清河郡,阴暗潮湿的大牢深处。

  昔日锦衣玉食,高高在上的崔明远,此刻正蜷缩在铺着发霉稻草的角落里。

  “李岩!你个狗日的东西!把老子放了!”

  隔壁牢房里,同样被捕的荥阳郑氏子弟郑石,脸上带着苦笑。

  “崔二公子,别做梦了。”

  “你还没看明白吗?我们都只是棋子!被舍弃的棋子!”

  “你胡说!”

  崔明远像是被踩了尾巴的猫,猛地扑到牢门前,死死抓住冰冷的铁栏杆,对着郑石嘶吼。

  “我爹是崔仁彦!是清河崔氏的家主!他怎么可能放弃我!我是他的亲儿子!”

  “亲儿子?”

  郑石惨笑:“在家族的百年基业面前,一个儿子,又算得了什么?”

  “你以为,没有你父亲的默许,你真的能那么顺利地在郡守府门口闹起来?”

  “你以为,那篇颠倒黑白的万言书,真是你自己写的?”

  “什么意思?!”

  崔明远如遭雷击,呆立当场。

  郑石靠在墙上,眼神空洞地望着牢房顶上那一方小小的天窗。

  “我们都太天真了,我们以为自己是为家族出头,是挽救世家命运的英雄。殊不知,在那些老狐狸眼中,我们只是用来试探那镇北王底线的炮灰!”

  “现在,底线试出来了。”

  郑石的声音里带着哭腔:“那位王爷,根本不跟我们讲什么规矩,不讲什么士族脸面!”

  这番话,将崔明远从头到脚浇了个透心凉。

  ……

  望江楼的雷霆抓捕,如同一场十二级的地震。

  在短短一天之内,就将整个河北的世家大族震得头晕目眩。

  范阳,卢氏府邸。

  家主卢承庆一把将手中的青瓷茶杯摔得粉碎。

  对着刚刚从清河郡狼狈逃回来的管事,怒声咆哮。

  “你说什么?!崔明远、郑石,所有人都被抓了?!被那个叫李萧山的,当场拿下,直接关进了大牢?!”

  “是……是的,家主!”

  那名管事跪在地上,吓得魂不附体。

  “小的因为当时去解手,才侥幸躲过一劫。那场面太吓人了!镇北军的夜枭营,根本不听任何解释,直接踹门抓人!谁敢反抗,当场就打断了腿!”

  卢承庆只觉得一阵天旋地转,他扶着桌子,才勉强站稳。

  “崔仁彦……崔仁彦那个老狐狸!!”

  他咬牙切齿地低吼,“我就说此事蹊跷!他怎么会蠢到让自己的亲儿子去做出头鸟!原来他是打着断尾求生的主意!他拿自己的儿子,还有我们这些跟着去的旁人,一起当了投名状!”

  “家主,那我们现在怎么办?”

  管事颤声问道,“我们卢家的人,也被抓了一个管事啊!这要是被定了罪……”

  “怎么办?”

  卢承庆眼中闪过一丝狠厉,随即又化为深深的无奈和恐惧。

  他猛地一拍桌子,下达了命令。

  “备车!不,备厚礼!立刻!把库房里那尊前朝的珊瑚树给我抬出来!还有,账房支取黄金五千两!”
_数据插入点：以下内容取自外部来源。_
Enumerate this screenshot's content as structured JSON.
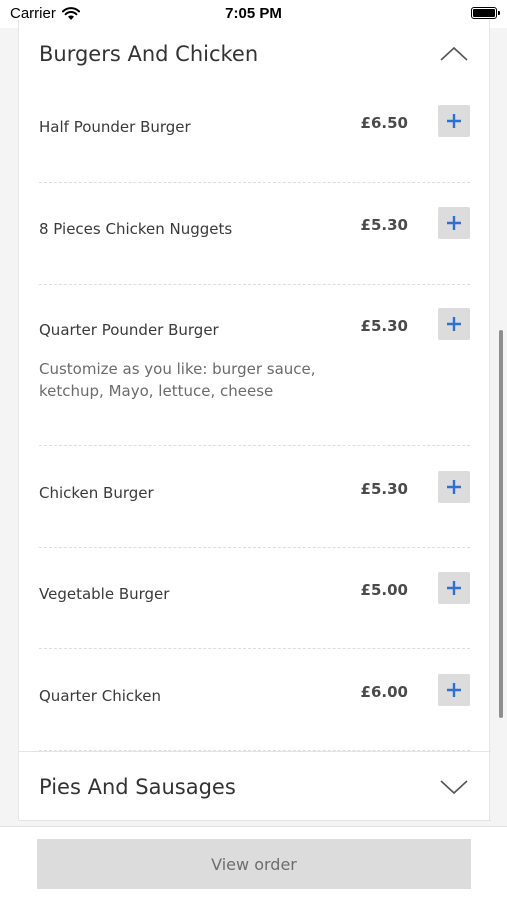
{
  "status_bar": {
    "carrier": "Carrier",
    "time": "7:05 PM"
  },
  "sections": [
    {
      "title": "Burgers And Chicken",
      "expanded": true,
      "chevron_icon": "chevron-up-icon"
    },
    {
      "title": "Pies And Sausages",
      "expanded": false,
      "chevron_icon": "chevron-down-icon"
    }
  ],
  "items": [
    {
      "name": "Half Pounder Burger",
      "price": "£6.50",
      "description": ""
    },
    {
      "name": "8 Pieces Chicken Nuggets",
      "price": "£5.30",
      "description": ""
    },
    {
      "name": "Quarter Pounder Burger",
      "price": "£5.30",
      "description": "Customize as you like: burger sauce, ketchup, Mayo, lettuce, cheese"
    },
    {
      "name": "Chicken Burger",
      "price": "£5.30",
      "description": ""
    },
    {
      "name": "Vegetable Burger",
      "price": "£5.00",
      "description": ""
    },
    {
      "name": "Quarter Chicken",
      "price": "£6.00",
      "description": ""
    }
  ],
  "add_icon": "plus-icon",
  "colors": {
    "accent": "#2f6fd0",
    "button_bg": "#dcdcdc"
  },
  "footer": {
    "view_order_label": "View order"
  }
}
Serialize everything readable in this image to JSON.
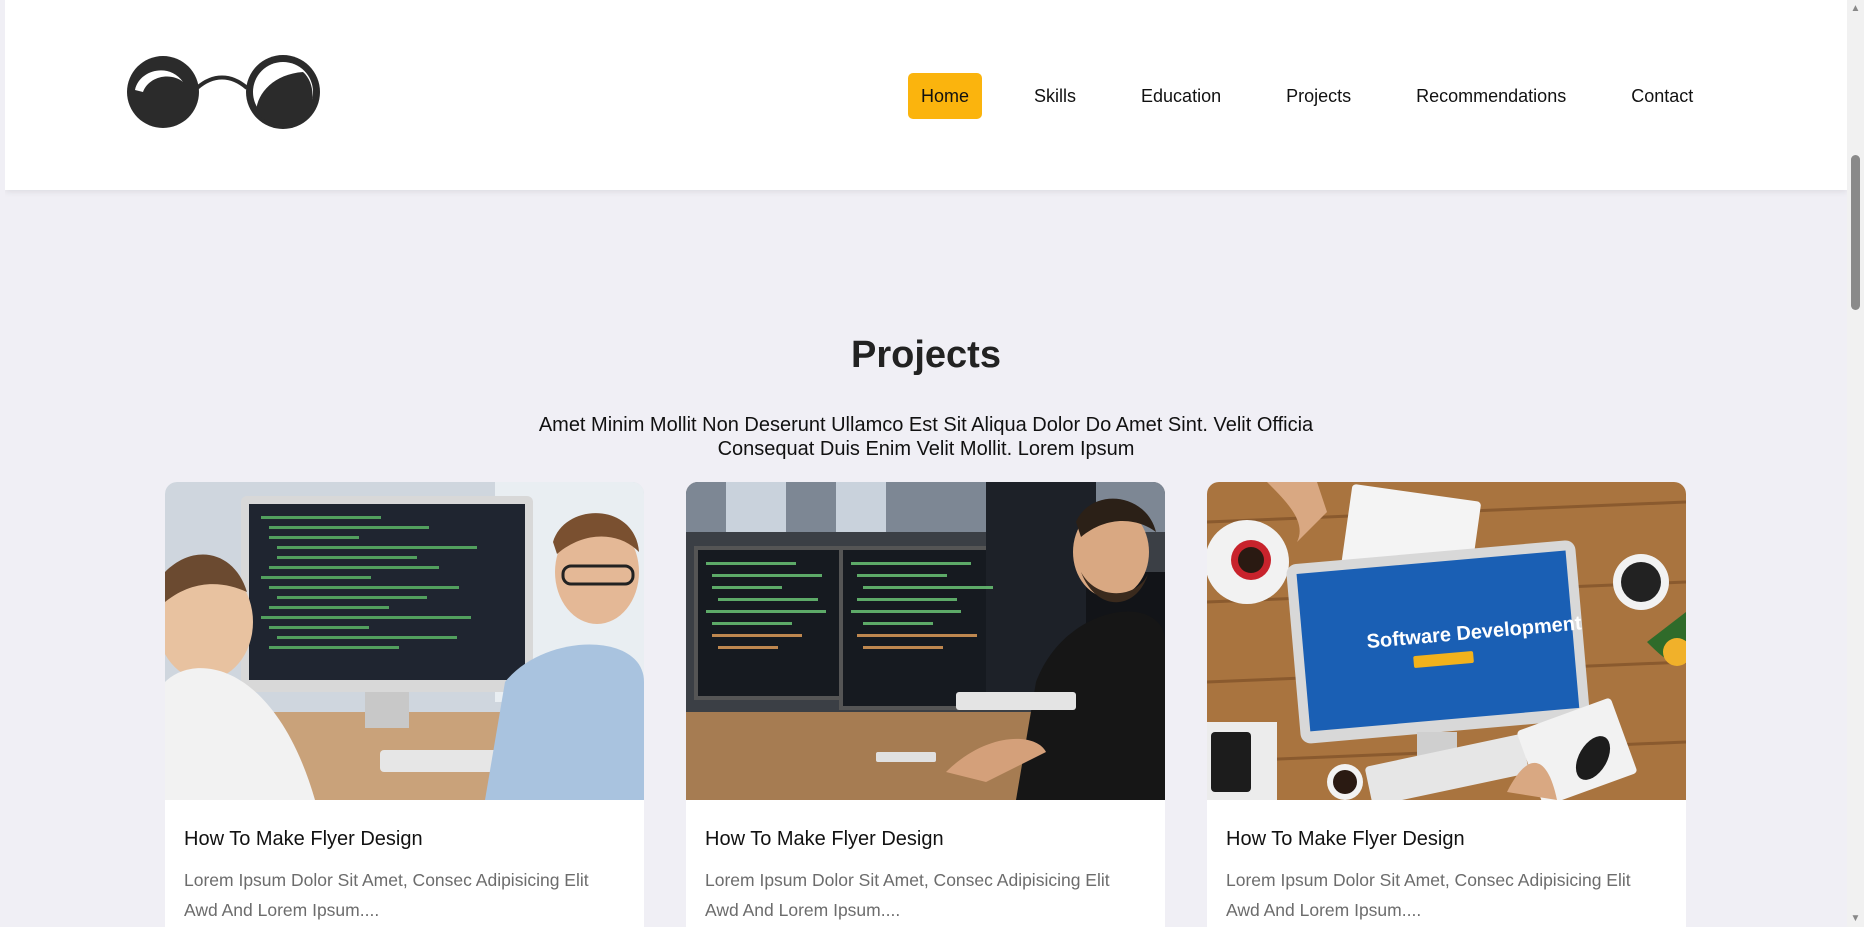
{
  "nav": {
    "items": [
      {
        "label": "Home",
        "active": true
      },
      {
        "label": "Skills",
        "active": false
      },
      {
        "label": "Education",
        "active": false
      },
      {
        "label": "Projects",
        "active": false
      },
      {
        "label": "Recommendations",
        "active": false
      },
      {
        "label": "Contact",
        "active": false
      }
    ],
    "active_color": "#fbb40d"
  },
  "logo": {
    "icon": "glasses-icon"
  },
  "projects": {
    "title": "Projects",
    "subtitle": "Amet Minim Mollit Non Deserunt Ullamco Est Sit Aliqua Dolor Do Amet Sint. Velit Officia Consequat Duis Enim Velit Mollit. Lorem Ipsum",
    "cards": [
      {
        "title": "How To Make Flyer Design",
        "text": "Lorem Ipsum Dolor Sit Amet, Consec Adipisicing Elit Awd And Lorem Ipsum....",
        "image": "two-developers-at-computer"
      },
      {
        "title": "How To Make Flyer Design",
        "text": "Lorem Ipsum Dolor Sit Amet, Consec Adipisicing Elit Awd And Lorem Ipsum....",
        "image": "developer-with-monitors"
      },
      {
        "title": "How To Make Flyer Design",
        "text": "Lorem Ipsum Dolor Sit Amet, Consec Adipisicing Elit Awd And Lorem Ipsum....",
        "image": "desk-with-software-development-screen",
        "screen_text": "Software Development"
      }
    ]
  },
  "colors": {
    "background": "#f0eff5",
    "header": "#ffffff",
    "accent": "#fbb40d"
  }
}
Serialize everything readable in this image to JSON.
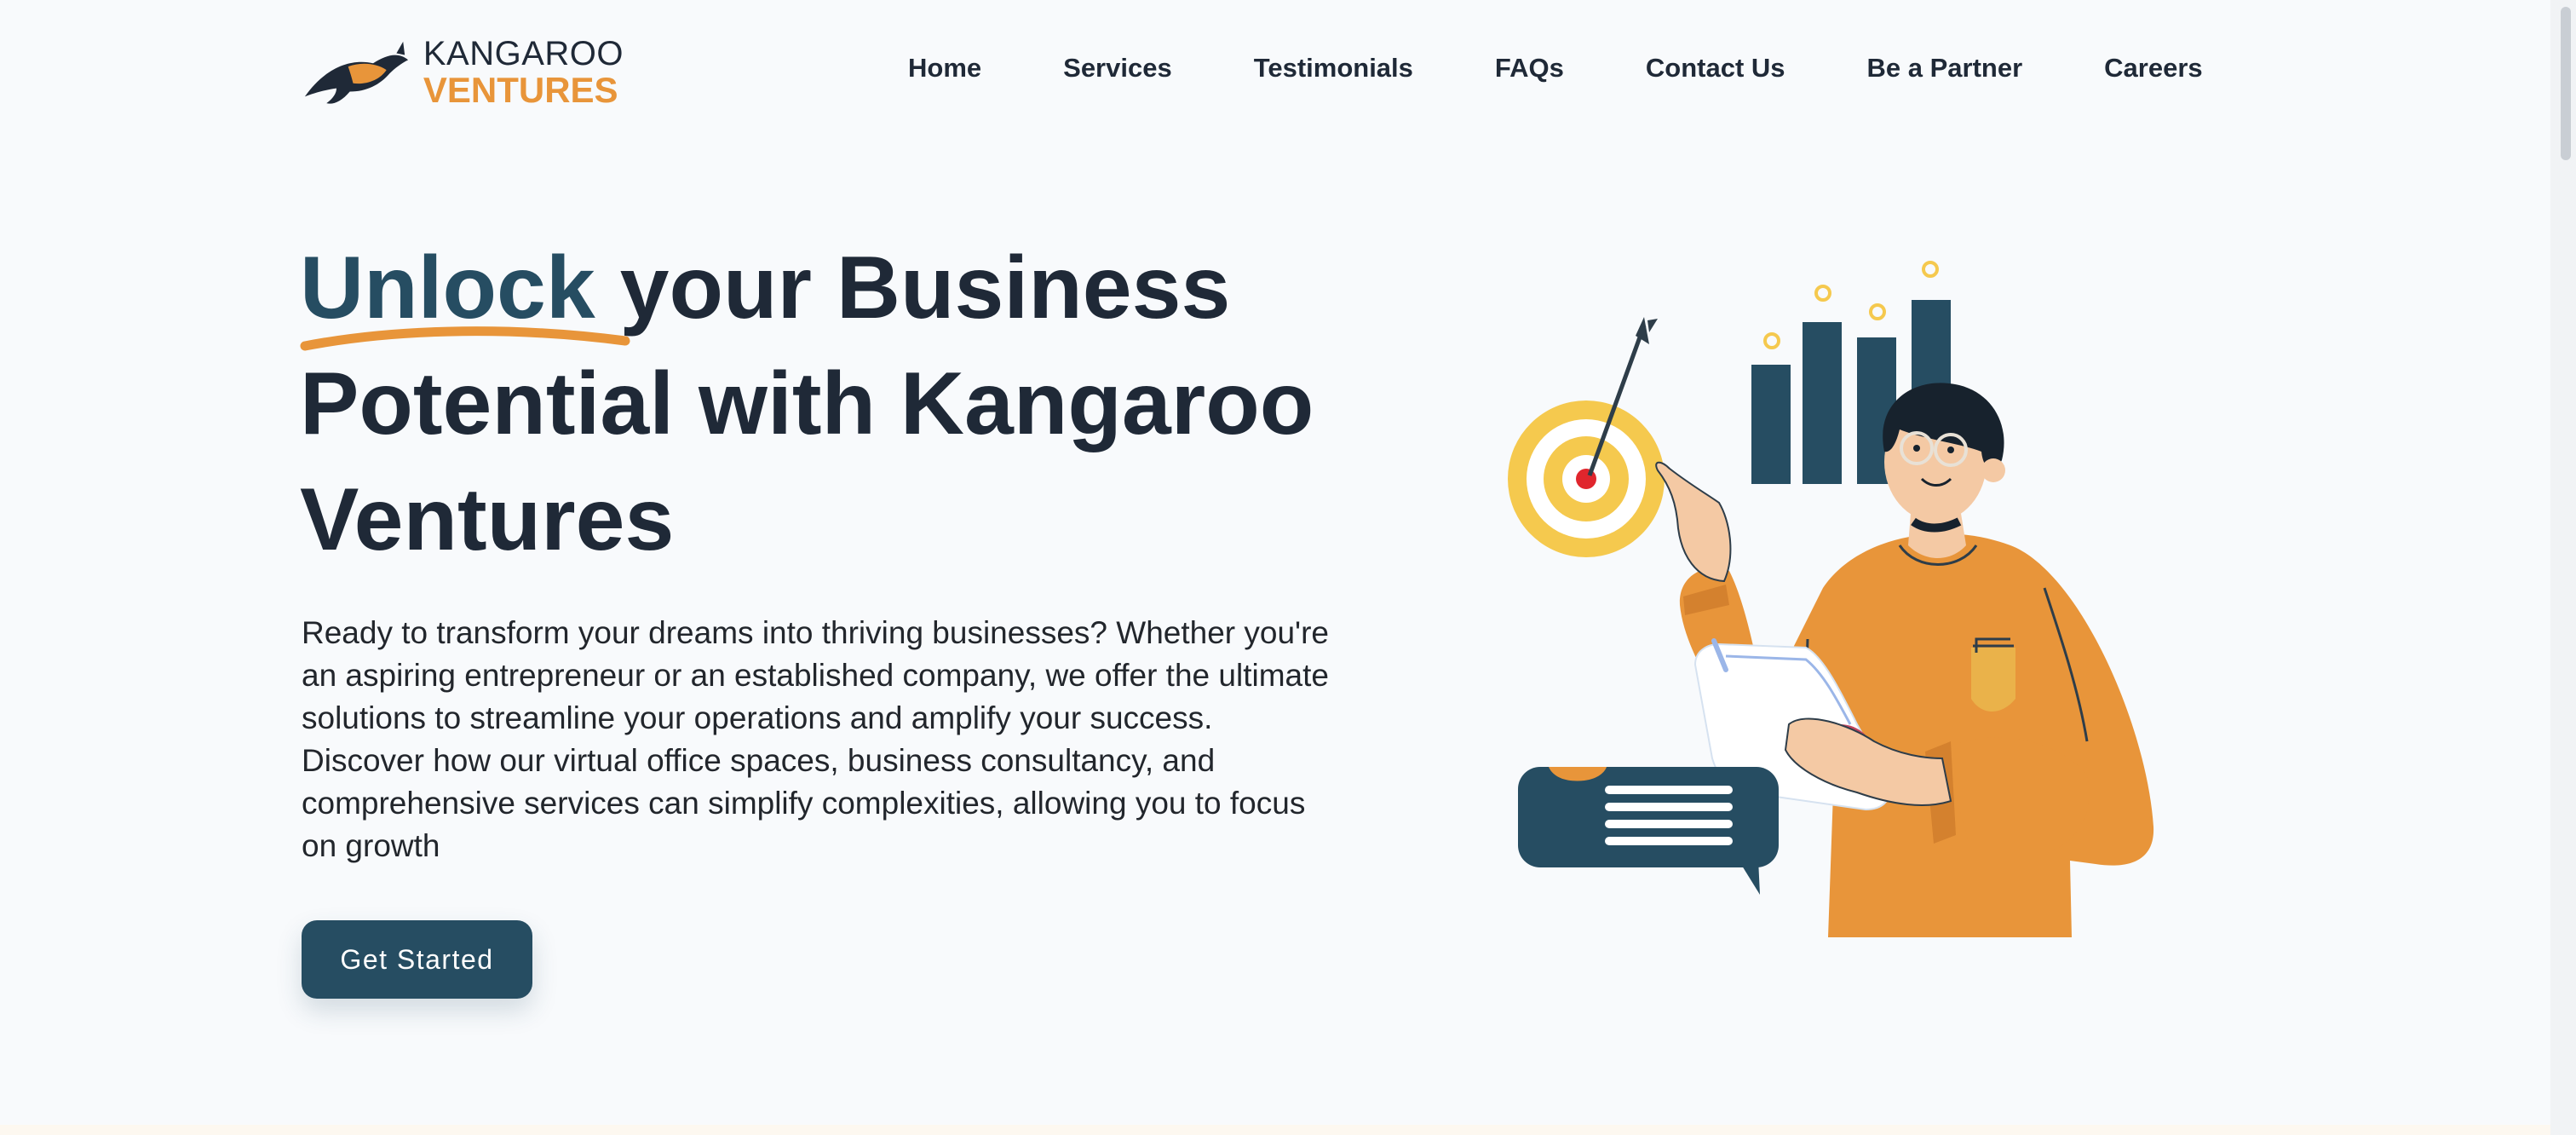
{
  "header": {
    "logo": {
      "line1": "KANGAROO",
      "line2": "VENTURES"
    },
    "nav": [
      {
        "label": "Home"
      },
      {
        "label": "Services"
      },
      {
        "label": "Testimonials"
      },
      {
        "label": "FAQs"
      },
      {
        "label": "Contact Us"
      },
      {
        "label": "Be a Partner"
      },
      {
        "label": "Careers"
      }
    ]
  },
  "hero": {
    "title_accent": "Unlock",
    "title_line1_rest": " your Business",
    "title_line2": "Potential with Kangaroo",
    "title_line3": "Ventures",
    "description": "Ready to transform your dreams into thriving businesses? Whether you're an aspiring entrepreneur or an established company, we offer the ultimate solutions to streamline your operations and amplify your success. Discover how our virtual office spaces, business consultancy, and comprehensive services can simplify complexities, allowing you to focus on growth",
    "cta_label": "Get Started"
  },
  "colors": {
    "accent_orange": "#e8953a",
    "brand_navy": "#264d62",
    "background": "#f8fafc",
    "target_yellow": "#f5c94e"
  },
  "icons": [
    "kangaroo-logo-icon",
    "target-icon",
    "arrow-icon",
    "bar-chart-icon",
    "chat-bubble-icon",
    "person-illustration"
  ]
}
  “通知所有族人,即刻起,任何人不得再议论均田令半个字!族中所有田产,立刻配合官府清丈,一亩都不能少!谁敢阳奉阴违,直接打断腿,逐出家门!”

  “老夫要亲自去洺州,向镇北王请罪!”

  相似的一幕,在荥阳郑氏等所有参与了此次事件的世家大族府内,同时上演。

  前一天还串联在一起,叫嚣着要给李岩颜色看的铁杆同盟。

  在绝对的暴力和雷霆手段面前,瞬间土崩瓦解。

  ……

  清河郡,崔氏府邸。

  与外界的惶恐不同,这里一片愁云惨淡。

  此刻的崔仁彦已经从李岩这边回来了,不过刚一回来,他便一病不起,整日躺在床上,汤水不进。

  “孽子啊!家门不幸啊!”

  一名镇北王府派来慰问的文官,正站在崔仁彦的床前。

  看着这位老人捶胸顿足,老泪纵横的模样。

  “老夫教子无方,养出这等不知天高地厚的逆子!竟敢违逆王爷的天恩,公然对抗新政!此乃取死之道,死不足惜!”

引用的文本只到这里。